Unsafe e-bike and e-scooter batteries and chargers have sparked an “alarming spate” of fires.
According to freedom of information data obtained by insurance company Zurich, the number of fires caused by batteries jumped by almost 150% last year.
Firefighters in London were involved in 88 fires involving e-bikes last year, an 80% increase on 2021.
Fire Safety Assistant Commissioner Charlie Pugsley said the equipment was often stored in public areas and corridors, blocking people’s only means of escape, meaning the situation could quickly become serious.
“When these batteries and chargers fail, they can be very aggressive,” he said.
Consumers are therefore warned to only buy e-bikes and electric scooter from a reputable retailer. These vehicles will display a valid UKCA or CE marking.
Christine Heemskerk, chief product safety officer at the Chartered Trading Standards Institute, said individuals needed to be “really sure” of the source of a product and that it was using the correct charger and the correct battery.
The fires were attributed to non-complaint lithium-ion batteries, which were imported by businesses and did not comply with UK product safety laws.
Alonso Elcira, trading standards manager for the London Borough of Islington, warned that businesses were at risk if they continued to make mistakes.

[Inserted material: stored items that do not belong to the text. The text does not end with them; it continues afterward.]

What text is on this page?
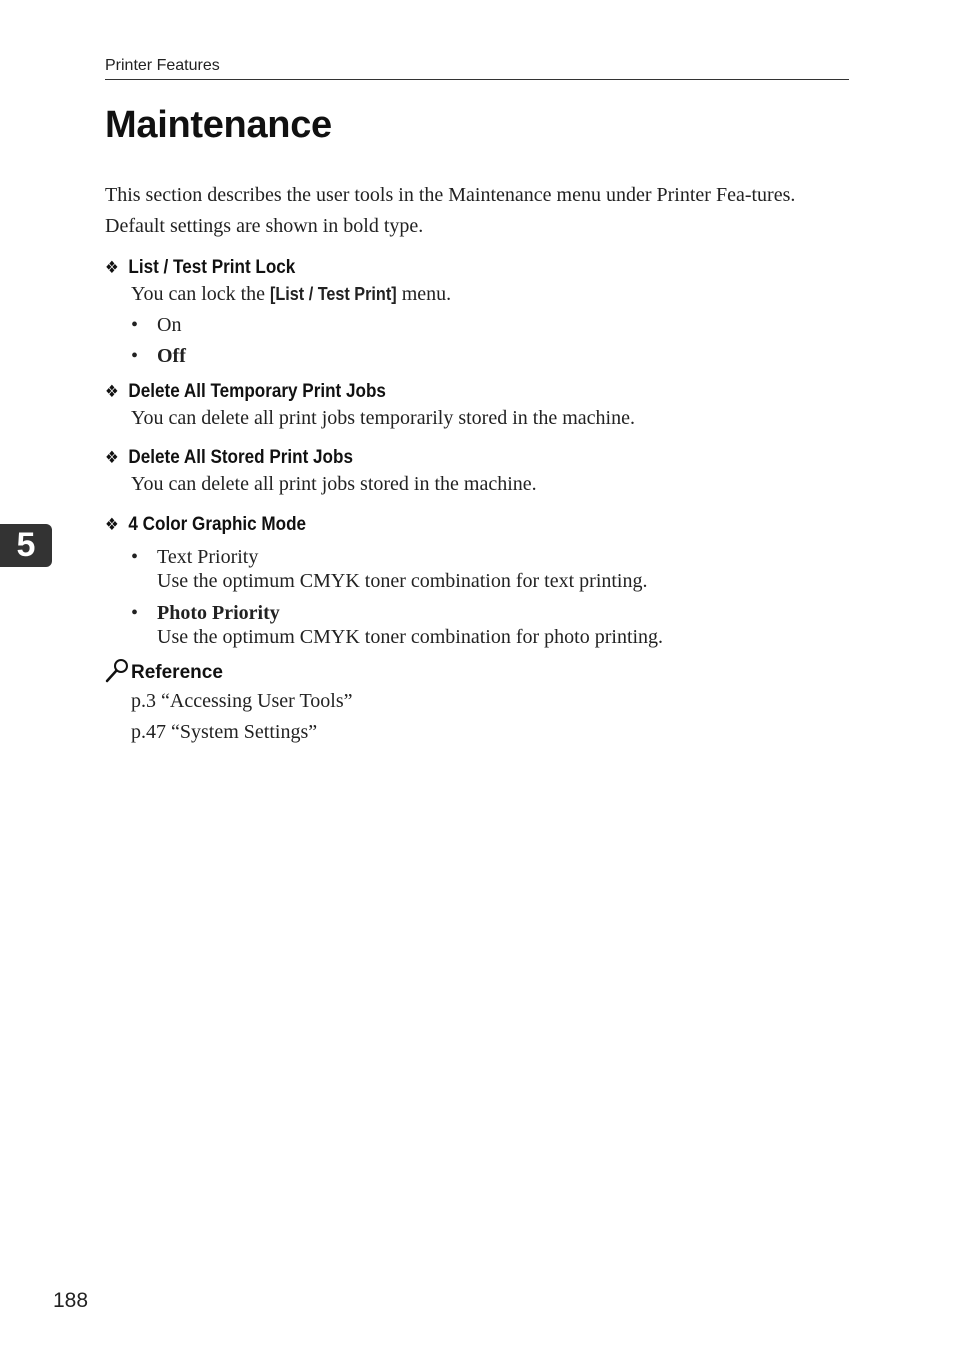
Printer Features
Maintenance

This section describes the user tools in the Maintenance menu under Printer Fea-tures.

Default settings are shown in bold type.

❖ List / Test Print Lock
You can lock the [List / Test Print] menu.
• On
• Off
❖ Delete All Temporary Print Jobs
You can delete all print jobs temporarily stored in the machine.
❖ Delete All Stored Print Jobs
You can delete all print jobs stored in the machine.
❖ 4 Color Graphic Mode
• Text Priority
Use the optimum CMYK toner combination for text printing.
• Photo Priority
Use the optimum CMYK toner combination for photo printing.
Reference
p.3 “Accessing User Tools”
p.47 “System Settings”
5
188
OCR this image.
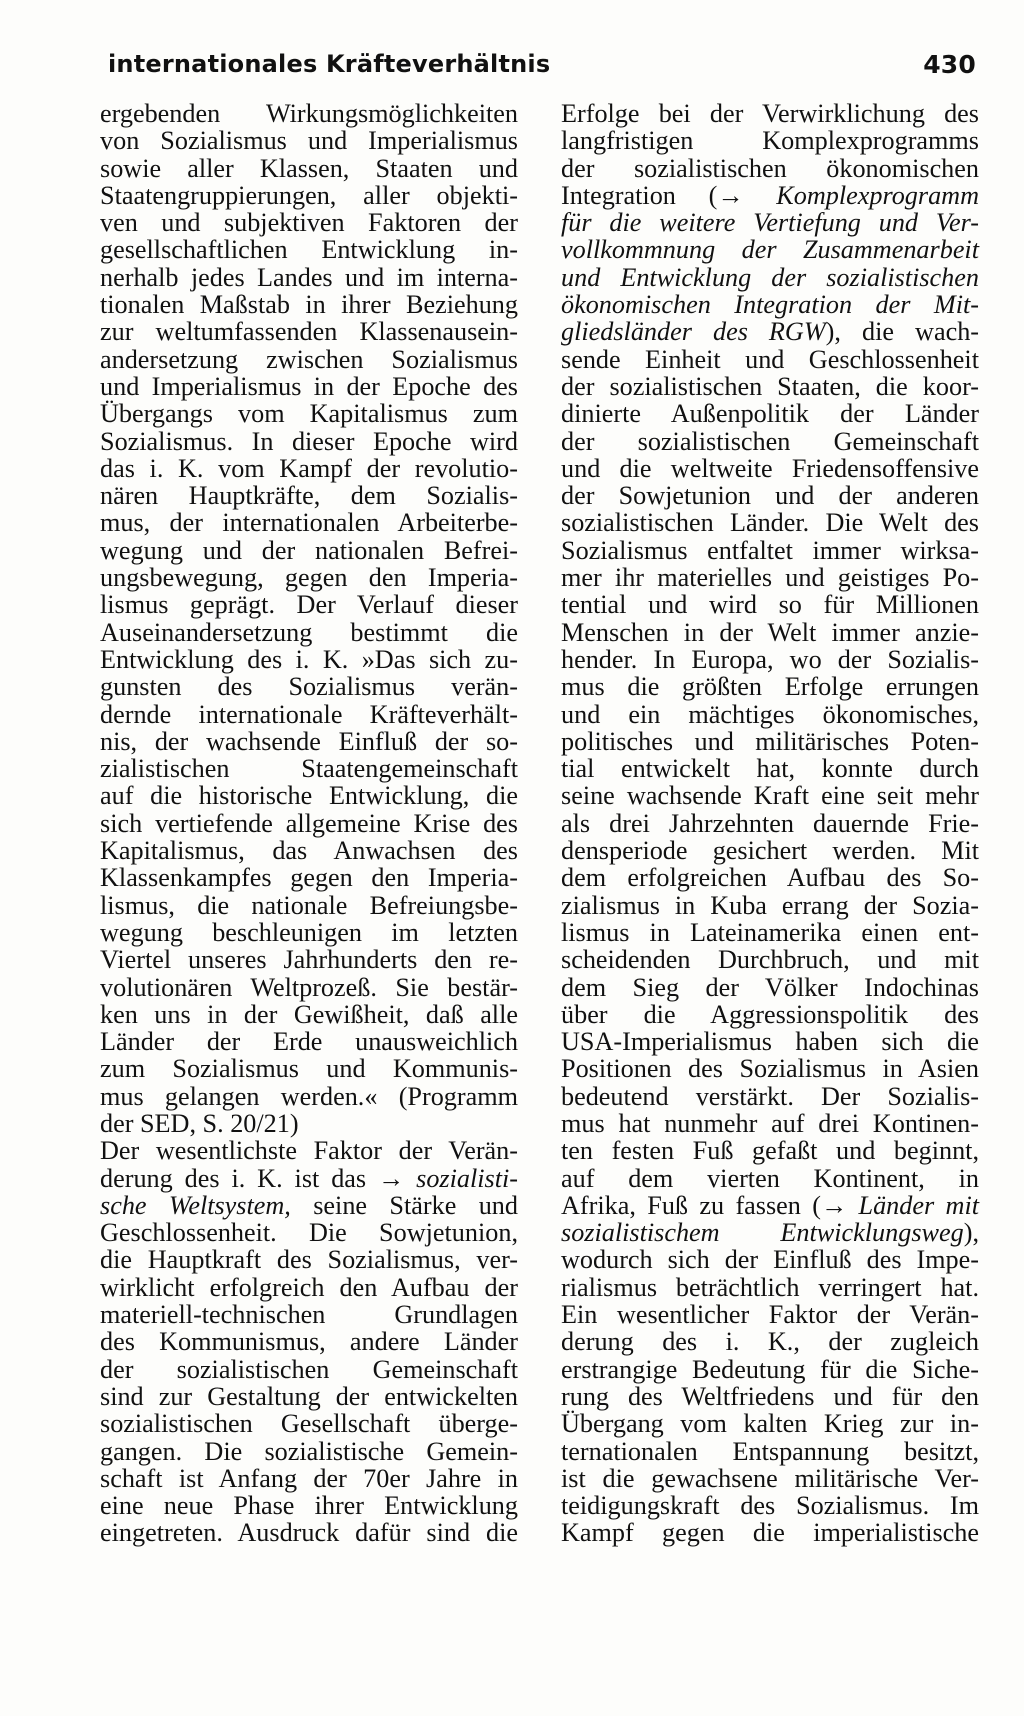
internationales Kräfteverhältnis	430
ergebenden Wirkungsmöglichkeiten
von Sozialismus und Imperialismus
sowie aller Klassen, Staaten und
Staatengruppierungen, aller objekti-
ven und subjektiven Faktoren der
gesellschaftlichen Entwicklung in-
nerhalb jedes Landes und im interna-
tionalen Maßstab in ihrer Beziehung
zur weltumfassenden Klassenausein-
andersetzung zwischen Sozialismus
und Imperialismus in der Epoche des
Übergangs vom Kapitalismus zum
Sozialismus. In dieser Epoche wird
das i. K. vom Kampf der revolutio-
nären Hauptkräfte, dem Sozialis-
mus, der internationalen Arbeiterbe-
wegung und der nationalen Befrei-
ungsbewegung, gegen den Imperia-
lismus geprägt. Der Verlauf dieser
Auseinandersetzung bestimmt die
Entwicklung des i. K. »Das sich zu-
gunsten des Sozialismus verän-
dernde internationale Kräfteverhält-
nis, der wachsende Einfluß der so-
zialistischen Staatengemeinschaft
auf die historische Entwicklung, die
sich vertiefende allgemeine Krise des
Kapitalismus, das Anwachsen des
Klassenkampfes gegen den Imperia-
lismus, die nationale Befreiungsbe-
wegung beschleunigen im letzten
Viertel unseres Jahrhunderts den re-
volutionären Weltprozeß. Sie bestär-
ken uns in der Gewißheit, daß alle
Länder der Erde unausweichlich
zum Sozialismus und Kommunis-
mus gelangen werden.« (Programm
der SED, S. 20/21)
Der wesentlichste Faktor der Verän-
derung des i. K. ist das → sozialisti-
sche Weltsystem, seine Stärke und
Geschlossenheit. Die Sowjetunion,
die Hauptkraft des Sozialismus, ver-
wirklicht erfolgreich den Aufbau der
materiell-technischen Grundlagen
des Kommunismus, andere Länder
der sozialistischen Gemeinschaft
sind zur Gestaltung der entwickelten
sozialistischen Gesellschaft überge-
gangen. Die sozialistische Gemein-
schaft ist Anfang der 70er Jahre in
eine neue Phase ihrer Entwicklung
eingetreten. Ausdruck dafür sind die
Erfolge bei der Verwirklichung des
langfristigen Komplexprogramms
der sozialistischen ökonomischen
Integration (→ Komplexprogramm
für die weitere Vertiefung und Ver-
vollkommnung der Zusammenarbeit
und Entwicklung der sozialistischen
ökonomischen Integration der Mit-
gliedsländer des RGW), die wach-
sende Einheit und Geschlossenheit
der sozialistischen Staaten, die koor-
dinierte Außenpolitik der Länder
der sozialistischen Gemeinschaft
und die weltweite Friedensoffensive
der Sowjetunion und der anderen
sozialistischen Länder. Die Welt des
Sozialismus entfaltet immer wirksa-
mer ihr materielles und geistiges Po-
tential und wird so für Millionen
Menschen in der Welt immer anzie-
hender. In Europa, wo der Sozialis-
mus die größten Erfolge errungen
und ein mächtiges ökonomisches,
politisches und militärisches Poten-
tial entwickelt hat, konnte durch
seine wachsende Kraft eine seit mehr
als drei Jahrzehnten dauernde Frie-
densperiode gesichert werden. Mit
dem erfolgreichen Aufbau des So-
zialismus in Kuba errang der Sozia-
lismus in Lateinamerika einen ent-
scheidenden Durchbruch, und mit
dem Sieg der Völker Indochinas
über die Aggressionspolitik des
USA-Imperialismus haben sich die
Positionen des Sozialismus in Asien
bedeutend verstärkt. Der Sozialis-
mus hat nunmehr auf drei Kontinen-
ten festen Fuß gefaßt und beginnt,
auf dem vierten Kontinent, in
Afrika, Fuß zu fassen (→ Länder mit
sozialistischem Entwicklungsweg),
wodurch sich der Einfluß des Impe-
rialismus beträchtlich verringert hat.
Ein wesentlicher Faktor der Verän-
derung des i. K., der zugleich
erstrangige Bedeutung für die Siche-
rung des Weltfriedens und für den
Übergang vom kalten Krieg zur in-
ternationalen Entspannung besitzt,
ist die gewachsene militärische Ver-
teidigungskraft des Sozialismus. Im
Kampf gegen die imperialistische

“We recommend that anyone selling these devices test them to ensure they comply with product safety laws. If something goes wrong, there are consequences. Businesses could be sued and the public could be at significant risk of harm,” they said .
Privately owned e-scooters are still illegal in public places in London, but it is not illegal to buy them.
Electrical Safety First chief executive Lesley Rudd called on the government to regulate online markets to “better protect the public”.
In June last year, data provided by the Ministry of Communications showed that Accidents involving e-scooters tripled from previous year.
For the year ending June 2022, there were 1,349 recorded collisions and 1,437 casualties, up from 978 crashes and 1,033 casualties recorded the previous year.